To examine the effect of different caffeine delivery vehicles, a particular strength of the study design was to use a matched caffeine dose. Although batch checked HelathSpan caffeine gum was used, gum was administered to participants by mass and based on an assumed equal caffeine distribution in each piece. While this is unlikely to be the case, the effects on the final delivered does are likely to be minimal given that this was only required for a proportion of the total gum mass administered (i.e. that exceed values divisible by 100 mg (i.e. one full piece of gum)).
With respect to practical implications of our data, it may be conceived that even the potential for small increase in performance that requires minimal effort may position caffeine as a suitable low risk: high reward nutritional strategy for team sports athletes. However, practitioners may need to exercise caution when administering caffeine to team sport athletes given that higher doses typically prescribed to induce improved physical performance may negatively impact cognitive function. Moreover, potential caffeine effects should be balanced with the impact on sleep hygiene, impaired mood and exercise recovery, though such effects are yet to be robustly investigated.
Conclusion
3 mg.kg−1 caffeine administered via capsule, gum or mouth rinse had limited effects on the muscular strength, power, and strength endurance of male university standard Rugby Union players.
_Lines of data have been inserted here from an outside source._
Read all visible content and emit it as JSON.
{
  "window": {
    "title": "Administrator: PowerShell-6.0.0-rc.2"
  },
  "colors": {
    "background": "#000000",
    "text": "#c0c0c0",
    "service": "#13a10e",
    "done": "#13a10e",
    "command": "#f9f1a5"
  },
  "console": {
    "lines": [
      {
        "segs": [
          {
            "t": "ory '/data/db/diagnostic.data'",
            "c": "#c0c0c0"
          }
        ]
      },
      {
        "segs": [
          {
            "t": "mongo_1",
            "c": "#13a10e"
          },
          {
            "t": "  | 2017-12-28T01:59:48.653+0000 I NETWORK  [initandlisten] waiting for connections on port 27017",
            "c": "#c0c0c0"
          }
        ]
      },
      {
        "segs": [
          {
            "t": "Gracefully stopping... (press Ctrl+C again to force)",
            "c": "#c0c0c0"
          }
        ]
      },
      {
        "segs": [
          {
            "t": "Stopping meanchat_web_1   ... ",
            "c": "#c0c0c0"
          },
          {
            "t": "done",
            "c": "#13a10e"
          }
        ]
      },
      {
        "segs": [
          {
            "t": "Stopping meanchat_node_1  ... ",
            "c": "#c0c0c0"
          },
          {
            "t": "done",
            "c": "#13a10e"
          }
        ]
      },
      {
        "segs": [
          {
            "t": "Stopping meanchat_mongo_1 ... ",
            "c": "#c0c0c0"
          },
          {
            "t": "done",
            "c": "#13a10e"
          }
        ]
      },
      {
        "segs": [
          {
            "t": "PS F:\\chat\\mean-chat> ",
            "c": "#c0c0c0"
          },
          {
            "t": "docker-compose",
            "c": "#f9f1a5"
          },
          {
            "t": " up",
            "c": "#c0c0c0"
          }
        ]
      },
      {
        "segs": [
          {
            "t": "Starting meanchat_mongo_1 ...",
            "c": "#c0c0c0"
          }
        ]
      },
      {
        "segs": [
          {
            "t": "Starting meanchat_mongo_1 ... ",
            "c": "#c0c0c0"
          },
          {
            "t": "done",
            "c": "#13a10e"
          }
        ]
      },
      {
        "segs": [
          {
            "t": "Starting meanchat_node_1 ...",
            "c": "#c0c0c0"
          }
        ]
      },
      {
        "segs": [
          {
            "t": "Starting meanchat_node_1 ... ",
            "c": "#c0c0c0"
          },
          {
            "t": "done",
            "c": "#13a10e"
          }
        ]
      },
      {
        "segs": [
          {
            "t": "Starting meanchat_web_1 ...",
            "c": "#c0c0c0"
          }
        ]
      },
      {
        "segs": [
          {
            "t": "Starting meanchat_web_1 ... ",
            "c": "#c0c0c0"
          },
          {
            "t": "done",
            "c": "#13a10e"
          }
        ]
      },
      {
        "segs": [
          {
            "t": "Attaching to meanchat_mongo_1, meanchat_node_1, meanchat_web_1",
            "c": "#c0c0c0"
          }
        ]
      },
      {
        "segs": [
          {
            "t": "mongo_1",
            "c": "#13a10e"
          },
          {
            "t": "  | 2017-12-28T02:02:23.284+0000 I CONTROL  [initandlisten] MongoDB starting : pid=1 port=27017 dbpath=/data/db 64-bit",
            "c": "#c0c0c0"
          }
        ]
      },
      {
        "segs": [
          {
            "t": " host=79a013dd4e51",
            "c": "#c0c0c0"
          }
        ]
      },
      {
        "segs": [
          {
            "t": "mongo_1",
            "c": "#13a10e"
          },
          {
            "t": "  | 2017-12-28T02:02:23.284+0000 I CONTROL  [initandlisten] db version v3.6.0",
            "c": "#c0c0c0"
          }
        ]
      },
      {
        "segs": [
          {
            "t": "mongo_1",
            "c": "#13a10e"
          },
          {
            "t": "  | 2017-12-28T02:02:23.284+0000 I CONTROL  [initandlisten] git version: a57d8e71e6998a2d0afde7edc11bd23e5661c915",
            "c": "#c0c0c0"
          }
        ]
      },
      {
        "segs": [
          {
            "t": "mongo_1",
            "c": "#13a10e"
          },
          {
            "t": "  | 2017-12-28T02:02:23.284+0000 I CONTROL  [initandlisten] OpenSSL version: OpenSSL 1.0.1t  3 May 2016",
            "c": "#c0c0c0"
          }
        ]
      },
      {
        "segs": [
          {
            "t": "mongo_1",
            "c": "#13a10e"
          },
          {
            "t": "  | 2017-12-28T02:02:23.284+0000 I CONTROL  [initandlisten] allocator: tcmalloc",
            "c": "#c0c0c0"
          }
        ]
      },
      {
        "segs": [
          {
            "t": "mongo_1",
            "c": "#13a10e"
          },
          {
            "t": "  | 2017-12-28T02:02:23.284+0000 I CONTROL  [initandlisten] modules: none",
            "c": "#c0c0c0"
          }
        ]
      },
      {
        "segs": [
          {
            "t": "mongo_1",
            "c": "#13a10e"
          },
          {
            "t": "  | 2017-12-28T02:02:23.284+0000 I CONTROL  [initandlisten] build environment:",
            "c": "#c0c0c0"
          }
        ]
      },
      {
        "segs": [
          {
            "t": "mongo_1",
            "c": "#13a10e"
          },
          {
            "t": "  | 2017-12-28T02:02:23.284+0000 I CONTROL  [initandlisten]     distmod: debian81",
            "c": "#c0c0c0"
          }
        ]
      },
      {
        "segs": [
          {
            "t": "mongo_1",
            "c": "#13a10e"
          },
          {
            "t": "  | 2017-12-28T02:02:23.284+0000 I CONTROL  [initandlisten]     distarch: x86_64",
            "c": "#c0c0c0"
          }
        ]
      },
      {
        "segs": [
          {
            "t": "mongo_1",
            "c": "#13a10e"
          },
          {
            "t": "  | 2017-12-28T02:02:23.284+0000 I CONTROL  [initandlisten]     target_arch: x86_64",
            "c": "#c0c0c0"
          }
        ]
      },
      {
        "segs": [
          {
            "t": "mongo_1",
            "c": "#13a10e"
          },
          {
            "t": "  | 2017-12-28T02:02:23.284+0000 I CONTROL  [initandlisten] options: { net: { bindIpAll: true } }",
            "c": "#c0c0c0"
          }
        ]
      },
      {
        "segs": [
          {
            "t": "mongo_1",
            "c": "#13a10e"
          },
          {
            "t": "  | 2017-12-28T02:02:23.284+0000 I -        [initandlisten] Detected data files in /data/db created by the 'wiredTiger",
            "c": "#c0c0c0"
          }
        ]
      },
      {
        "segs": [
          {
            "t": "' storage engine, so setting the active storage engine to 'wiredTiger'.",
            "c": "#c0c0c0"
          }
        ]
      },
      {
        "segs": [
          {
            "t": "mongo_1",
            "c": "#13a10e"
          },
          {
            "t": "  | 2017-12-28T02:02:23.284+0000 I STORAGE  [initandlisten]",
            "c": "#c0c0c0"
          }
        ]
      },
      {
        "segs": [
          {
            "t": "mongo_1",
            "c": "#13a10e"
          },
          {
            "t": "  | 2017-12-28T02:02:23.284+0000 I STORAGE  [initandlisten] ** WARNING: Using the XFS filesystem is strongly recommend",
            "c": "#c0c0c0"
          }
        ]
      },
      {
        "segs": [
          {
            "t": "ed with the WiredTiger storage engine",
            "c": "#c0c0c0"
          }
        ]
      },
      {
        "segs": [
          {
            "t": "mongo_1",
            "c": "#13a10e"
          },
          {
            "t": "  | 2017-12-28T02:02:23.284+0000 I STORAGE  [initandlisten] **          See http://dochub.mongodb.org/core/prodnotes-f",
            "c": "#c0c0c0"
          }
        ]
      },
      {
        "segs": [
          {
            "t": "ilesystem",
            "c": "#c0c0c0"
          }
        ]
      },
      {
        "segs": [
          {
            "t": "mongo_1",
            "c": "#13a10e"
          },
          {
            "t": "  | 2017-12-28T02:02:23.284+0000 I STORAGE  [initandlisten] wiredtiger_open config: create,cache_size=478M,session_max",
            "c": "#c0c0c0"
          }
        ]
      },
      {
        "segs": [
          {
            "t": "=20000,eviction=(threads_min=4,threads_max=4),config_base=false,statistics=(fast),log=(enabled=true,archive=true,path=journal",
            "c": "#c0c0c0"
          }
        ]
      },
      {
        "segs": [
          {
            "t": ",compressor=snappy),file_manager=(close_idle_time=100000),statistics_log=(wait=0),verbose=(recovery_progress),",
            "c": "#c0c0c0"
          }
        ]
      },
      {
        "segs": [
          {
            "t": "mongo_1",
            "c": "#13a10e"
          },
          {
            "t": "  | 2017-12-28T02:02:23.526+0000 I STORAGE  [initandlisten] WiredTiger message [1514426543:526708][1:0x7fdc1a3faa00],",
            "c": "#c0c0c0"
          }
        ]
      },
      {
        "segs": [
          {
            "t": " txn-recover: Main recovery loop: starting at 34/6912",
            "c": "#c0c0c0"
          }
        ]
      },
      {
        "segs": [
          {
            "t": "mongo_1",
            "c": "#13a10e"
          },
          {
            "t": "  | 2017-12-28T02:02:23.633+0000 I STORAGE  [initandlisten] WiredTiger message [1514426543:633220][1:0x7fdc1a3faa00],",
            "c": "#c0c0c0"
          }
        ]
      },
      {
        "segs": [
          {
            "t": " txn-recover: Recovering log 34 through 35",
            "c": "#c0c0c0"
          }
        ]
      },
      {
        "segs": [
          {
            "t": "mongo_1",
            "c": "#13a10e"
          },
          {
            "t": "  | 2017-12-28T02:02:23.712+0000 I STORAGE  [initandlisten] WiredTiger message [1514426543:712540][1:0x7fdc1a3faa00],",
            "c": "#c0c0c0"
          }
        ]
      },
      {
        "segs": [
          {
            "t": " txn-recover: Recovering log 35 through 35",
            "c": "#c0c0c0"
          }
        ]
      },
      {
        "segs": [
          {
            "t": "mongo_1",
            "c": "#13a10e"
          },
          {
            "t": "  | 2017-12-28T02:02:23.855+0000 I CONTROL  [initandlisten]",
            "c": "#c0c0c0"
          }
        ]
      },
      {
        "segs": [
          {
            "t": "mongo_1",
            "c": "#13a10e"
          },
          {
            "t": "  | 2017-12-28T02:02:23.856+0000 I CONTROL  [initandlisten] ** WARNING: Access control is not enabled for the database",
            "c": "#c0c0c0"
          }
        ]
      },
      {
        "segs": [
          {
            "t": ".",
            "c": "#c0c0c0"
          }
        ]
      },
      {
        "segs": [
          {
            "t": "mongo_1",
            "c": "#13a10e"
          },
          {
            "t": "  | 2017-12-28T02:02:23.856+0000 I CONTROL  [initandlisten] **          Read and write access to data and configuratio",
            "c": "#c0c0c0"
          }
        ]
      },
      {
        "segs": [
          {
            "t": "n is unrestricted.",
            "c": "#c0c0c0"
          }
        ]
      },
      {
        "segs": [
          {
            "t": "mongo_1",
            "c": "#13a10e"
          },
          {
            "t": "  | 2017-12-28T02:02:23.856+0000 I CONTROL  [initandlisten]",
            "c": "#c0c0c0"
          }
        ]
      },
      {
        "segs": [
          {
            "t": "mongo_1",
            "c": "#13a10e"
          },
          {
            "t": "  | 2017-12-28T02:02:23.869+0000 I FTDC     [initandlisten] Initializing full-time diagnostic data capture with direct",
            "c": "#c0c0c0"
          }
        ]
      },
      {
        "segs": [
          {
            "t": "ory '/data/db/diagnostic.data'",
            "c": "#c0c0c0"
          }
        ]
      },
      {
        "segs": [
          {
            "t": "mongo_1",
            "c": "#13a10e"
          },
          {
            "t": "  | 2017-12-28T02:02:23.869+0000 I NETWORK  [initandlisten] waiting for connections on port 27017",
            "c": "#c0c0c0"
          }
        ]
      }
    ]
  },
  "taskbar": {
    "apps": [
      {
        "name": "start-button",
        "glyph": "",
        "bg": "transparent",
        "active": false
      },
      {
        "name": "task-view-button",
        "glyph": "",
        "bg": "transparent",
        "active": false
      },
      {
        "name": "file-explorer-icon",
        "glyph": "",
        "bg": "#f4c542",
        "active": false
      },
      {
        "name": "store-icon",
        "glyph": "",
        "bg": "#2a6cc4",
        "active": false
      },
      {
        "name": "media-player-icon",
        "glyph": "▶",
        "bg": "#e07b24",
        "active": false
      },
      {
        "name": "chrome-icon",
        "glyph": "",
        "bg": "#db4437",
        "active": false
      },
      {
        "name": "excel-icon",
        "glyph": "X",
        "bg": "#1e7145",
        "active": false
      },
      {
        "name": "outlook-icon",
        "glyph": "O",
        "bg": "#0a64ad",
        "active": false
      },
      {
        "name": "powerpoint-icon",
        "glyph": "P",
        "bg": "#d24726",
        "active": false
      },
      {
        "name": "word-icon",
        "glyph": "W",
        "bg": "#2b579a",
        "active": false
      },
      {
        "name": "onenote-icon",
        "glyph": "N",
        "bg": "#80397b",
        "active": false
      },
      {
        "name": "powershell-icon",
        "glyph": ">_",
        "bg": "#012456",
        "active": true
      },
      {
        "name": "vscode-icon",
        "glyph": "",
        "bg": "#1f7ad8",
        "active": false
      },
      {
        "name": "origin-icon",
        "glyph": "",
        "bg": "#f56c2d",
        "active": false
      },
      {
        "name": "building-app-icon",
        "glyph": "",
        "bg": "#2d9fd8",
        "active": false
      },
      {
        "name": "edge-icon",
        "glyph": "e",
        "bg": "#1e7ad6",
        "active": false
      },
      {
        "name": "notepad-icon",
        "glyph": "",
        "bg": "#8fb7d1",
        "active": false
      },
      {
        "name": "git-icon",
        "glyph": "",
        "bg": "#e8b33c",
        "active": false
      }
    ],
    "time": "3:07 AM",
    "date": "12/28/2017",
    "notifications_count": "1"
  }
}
On the small number of occasions where a caffeine effect was prevalent, there was no interaction between treatment and mode, and when effects were directly compared to a mode matched placebo, effects were typically trivial or small indicating limited translation of a beneficial effect of caffeine to a single performance trial. Interestingly, the small effect of caffeine on CMJ height could not be explained by changes in specific ground reaction force-time characteristics and were not transferable to DJ performance, and effects specific to the SQ RTP exercise underpin the complexity in understanding effects of caffeine on muscular function. Collectively, results of the present study indicate that novel modes of caffeine administration proposed to evoke benefits via distinct mechanisms do not offer unique effects with respect to measures of muscular function. Given the small number of performance enhancing benefits, athletes participating in multimodal sports should carefully consider the strength and limitations of acute caffeine consumption for the purpose of improving sports performance.
Funding Statement
The author(s) reported there is no funding associated with the work featured in this article.
Disclosure statement
No potential conflict of interest was reported by the author(s).